Auckland Cancer Society Research Centre, School of Medical Sciences, Faculty of Medical and Health Sciences, University of Auckland, Auckland, New Zealand.
Auckland Cancer Society Research Centre, School of Medical Sciences, Faculty of Medical and Health Sciences, University of Auckland, Auckland, New Zealand; Maurice Wilkins Centre for Molecular Biodiscovery, University of Auckland, Auckland, New Zealand.
Clin Oncol (R Coll Radiol). 2019 May;31(5):290-302. doi: 10.1016/j.clon.2019.02.004. Epub 2019 Mar 8.

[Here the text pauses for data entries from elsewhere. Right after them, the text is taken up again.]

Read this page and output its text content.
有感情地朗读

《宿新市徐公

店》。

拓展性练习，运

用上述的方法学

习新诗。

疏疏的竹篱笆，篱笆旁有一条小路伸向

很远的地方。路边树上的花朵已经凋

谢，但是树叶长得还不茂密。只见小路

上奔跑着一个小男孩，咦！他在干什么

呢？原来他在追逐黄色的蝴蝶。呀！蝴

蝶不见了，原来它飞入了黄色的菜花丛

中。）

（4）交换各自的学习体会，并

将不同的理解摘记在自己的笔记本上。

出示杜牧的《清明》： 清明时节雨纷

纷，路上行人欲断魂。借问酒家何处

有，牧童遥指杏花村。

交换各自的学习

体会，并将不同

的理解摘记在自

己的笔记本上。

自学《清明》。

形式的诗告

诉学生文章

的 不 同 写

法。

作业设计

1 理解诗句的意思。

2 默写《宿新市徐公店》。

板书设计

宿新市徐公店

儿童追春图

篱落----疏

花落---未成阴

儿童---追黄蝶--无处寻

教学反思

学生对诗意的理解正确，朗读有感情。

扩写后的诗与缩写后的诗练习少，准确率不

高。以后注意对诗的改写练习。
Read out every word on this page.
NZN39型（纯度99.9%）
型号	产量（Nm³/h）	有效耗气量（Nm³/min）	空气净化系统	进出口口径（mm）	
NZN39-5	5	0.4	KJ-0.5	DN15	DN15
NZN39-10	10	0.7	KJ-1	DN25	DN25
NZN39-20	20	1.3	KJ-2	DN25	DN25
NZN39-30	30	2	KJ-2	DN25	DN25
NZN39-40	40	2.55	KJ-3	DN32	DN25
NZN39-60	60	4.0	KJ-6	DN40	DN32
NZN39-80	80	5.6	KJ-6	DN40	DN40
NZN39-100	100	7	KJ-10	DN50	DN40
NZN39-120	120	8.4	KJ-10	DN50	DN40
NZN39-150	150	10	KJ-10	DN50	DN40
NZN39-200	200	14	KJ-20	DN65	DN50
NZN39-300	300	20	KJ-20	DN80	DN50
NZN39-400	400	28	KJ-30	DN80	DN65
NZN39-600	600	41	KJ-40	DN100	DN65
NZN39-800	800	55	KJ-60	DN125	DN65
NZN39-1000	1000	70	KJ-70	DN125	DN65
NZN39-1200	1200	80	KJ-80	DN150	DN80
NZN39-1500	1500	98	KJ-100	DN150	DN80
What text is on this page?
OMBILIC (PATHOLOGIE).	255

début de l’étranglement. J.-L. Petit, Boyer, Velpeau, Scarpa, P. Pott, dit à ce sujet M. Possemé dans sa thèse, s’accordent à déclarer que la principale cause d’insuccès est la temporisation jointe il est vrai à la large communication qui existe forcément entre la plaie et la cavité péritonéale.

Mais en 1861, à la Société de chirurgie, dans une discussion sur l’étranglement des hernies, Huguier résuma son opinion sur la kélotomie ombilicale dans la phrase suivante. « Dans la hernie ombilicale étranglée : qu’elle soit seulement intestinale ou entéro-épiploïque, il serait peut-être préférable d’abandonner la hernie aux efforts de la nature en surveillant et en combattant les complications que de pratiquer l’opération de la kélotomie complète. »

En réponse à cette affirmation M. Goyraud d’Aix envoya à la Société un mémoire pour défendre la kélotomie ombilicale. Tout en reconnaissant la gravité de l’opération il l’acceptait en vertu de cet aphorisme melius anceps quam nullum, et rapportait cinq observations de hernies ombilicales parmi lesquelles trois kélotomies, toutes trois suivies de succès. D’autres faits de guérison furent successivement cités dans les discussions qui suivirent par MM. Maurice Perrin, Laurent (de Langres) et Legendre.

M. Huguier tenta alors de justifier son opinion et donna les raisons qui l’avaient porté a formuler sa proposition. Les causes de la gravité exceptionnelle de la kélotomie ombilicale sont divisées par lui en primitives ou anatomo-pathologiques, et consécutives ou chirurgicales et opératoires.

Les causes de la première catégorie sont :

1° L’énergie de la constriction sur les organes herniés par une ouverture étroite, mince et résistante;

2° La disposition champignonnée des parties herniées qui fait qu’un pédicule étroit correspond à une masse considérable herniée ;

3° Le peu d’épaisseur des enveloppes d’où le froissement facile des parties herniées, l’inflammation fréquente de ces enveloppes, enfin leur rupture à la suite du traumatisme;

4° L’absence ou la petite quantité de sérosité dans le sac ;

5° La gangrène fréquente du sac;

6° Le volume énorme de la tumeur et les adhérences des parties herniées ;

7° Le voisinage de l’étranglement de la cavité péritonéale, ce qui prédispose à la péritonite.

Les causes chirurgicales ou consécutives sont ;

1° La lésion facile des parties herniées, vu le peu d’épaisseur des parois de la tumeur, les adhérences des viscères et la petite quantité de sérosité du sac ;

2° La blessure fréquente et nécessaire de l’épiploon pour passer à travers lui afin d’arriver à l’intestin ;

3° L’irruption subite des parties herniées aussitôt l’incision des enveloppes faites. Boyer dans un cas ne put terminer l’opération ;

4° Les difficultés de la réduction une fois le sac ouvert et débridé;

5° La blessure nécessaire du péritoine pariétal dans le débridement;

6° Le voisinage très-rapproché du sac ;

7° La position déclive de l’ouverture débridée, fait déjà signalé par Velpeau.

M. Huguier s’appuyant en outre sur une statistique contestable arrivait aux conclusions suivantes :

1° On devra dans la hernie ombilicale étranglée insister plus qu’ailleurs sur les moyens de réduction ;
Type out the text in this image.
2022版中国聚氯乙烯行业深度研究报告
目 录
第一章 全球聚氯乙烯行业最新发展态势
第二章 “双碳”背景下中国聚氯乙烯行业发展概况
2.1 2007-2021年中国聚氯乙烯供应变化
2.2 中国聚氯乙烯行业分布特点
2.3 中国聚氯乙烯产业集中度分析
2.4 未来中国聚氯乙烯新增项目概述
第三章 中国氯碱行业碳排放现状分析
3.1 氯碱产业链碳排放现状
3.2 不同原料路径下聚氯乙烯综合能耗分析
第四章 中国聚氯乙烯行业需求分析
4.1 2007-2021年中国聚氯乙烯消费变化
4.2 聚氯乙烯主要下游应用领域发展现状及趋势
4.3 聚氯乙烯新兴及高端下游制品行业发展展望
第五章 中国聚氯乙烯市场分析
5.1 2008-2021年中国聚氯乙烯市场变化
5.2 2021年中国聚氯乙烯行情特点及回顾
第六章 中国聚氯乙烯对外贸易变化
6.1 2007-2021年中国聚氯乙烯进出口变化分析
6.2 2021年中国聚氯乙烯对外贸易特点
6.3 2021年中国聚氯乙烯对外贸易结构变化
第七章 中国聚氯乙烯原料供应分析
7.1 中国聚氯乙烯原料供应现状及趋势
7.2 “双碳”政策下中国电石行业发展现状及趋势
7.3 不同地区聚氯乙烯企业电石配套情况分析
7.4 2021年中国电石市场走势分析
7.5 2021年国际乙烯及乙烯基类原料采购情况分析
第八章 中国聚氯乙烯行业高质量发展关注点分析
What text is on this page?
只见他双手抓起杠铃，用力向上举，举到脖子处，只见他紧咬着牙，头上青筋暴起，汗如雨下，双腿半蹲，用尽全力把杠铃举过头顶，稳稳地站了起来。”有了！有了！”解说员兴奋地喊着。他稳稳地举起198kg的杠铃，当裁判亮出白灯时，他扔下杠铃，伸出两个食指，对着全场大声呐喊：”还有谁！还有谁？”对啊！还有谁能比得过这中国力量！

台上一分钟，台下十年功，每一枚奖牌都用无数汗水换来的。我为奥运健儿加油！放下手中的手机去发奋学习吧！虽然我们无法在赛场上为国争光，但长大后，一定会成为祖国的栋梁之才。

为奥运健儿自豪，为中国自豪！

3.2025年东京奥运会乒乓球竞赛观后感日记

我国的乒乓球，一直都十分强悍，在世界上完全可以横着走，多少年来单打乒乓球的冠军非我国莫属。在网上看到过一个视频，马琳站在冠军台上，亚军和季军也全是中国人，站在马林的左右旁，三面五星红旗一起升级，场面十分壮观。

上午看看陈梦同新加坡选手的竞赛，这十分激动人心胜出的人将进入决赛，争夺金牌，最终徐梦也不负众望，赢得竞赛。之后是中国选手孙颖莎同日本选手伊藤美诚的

The role of hypoxia in radiation resistance is well established and many approaches to overcome hypoxia in tumours have been explored, with variable success. Two small molecule strategies for targeting hypoxia have dominated preclinical and clinical efforts. One approach has been the use of electron-affinic nitroheterocycles as oxygen-mimetic sensitisers. These agents are best exemplified by the 5-nitroimidazole nimorazole, which has limited use in conjunction with radiotherapy in head and neck squamous cell carcinoma. The second approach seeks to leverage tumour hypoxia as a tumour-specific address for hypoxia-activated prodrugs. These prodrugs are selectively activated by reductases under hypoxia to release cytotoxins, which in some instances may diffuse to kill surrounding oxic tumour tissue. A number of these hypoxia-activated prodrugs have been examined in clinical trial and the merits and shortcomings of recent examples are discussed. There has been an evolution from delivering DNA-interactive cytotoxins to molecularly targeted agents. Efforts to implement these strategies clinically continue today, but success has been elusive. Several issues have been identified that compromised these clinical campaigns. A failure to consider the extravascular transport and the micropharmacokinetic properties of the prodrugs has reduced efficacy. One key element for these 'targeted' approaches is the need to co-develop biomarkers to identify appropriate patients. Hypoxia-activated prodrugs require biomarkers for hypoxia, but also for appropriate activating reductases in tumours, as well as markers of intrinsic sensitivity to the released drug. The field is still evolving and changes in radiation delivery and the impact of immune-oncology will provide fertile ground for future innovation.
缺氧在辐射抗性中的作用已经得到充分证实,已经探索了许多克服肿瘤缺氧的方法,但取得的成功各不相同。两种针对缺氧的小分子策略主导了临床前和临床研究。一种方法是使用电子亲和硝基杂环作为模拟氧的增敏剂。这类药物的最佳代表是 5-硝基咪唑尼莫唑,它在头颈部鳞状细胞癌的放射治疗中联合应用的用途有限。另一种方法是利用肿瘤缺氧作为肿瘤特异性缺氧激活前药的地址。这些前药在缺氧下被还原酶选择性激活,释放细胞毒素,在某些情况下,这些细胞毒素可能扩散到周围的有氧肿瘤组织中杀死肿瘤细胞。许多这些缺氧激活的前药已经在临床试验中进行了检查,讨论了最近的例子的优点和缺点。从传递 DNA 相互作用的细胞毒素到分子靶向药物已经有了发展。目前仍在努力将这些策略应用于临床,但成功仍然难以捉摸。已经确定了一些问题,这些问题影响了这些临床活动。未能考虑到前药的血管外转运和微药代动力学特性降低了疗效。这些“靶向”方法的一个关键要素是需要共同开发生物标志物来识别合适的患者。缺氧激活的前药需要缺氧的生物标志物,但也需要肿瘤中适当的激活还原酶,以及对释放药物的固有敏感性的标志物。该领域仍在不断发展,放射治疗的变化和免疫肿瘤学的影响将为未来的创新提供肥沃的土壤。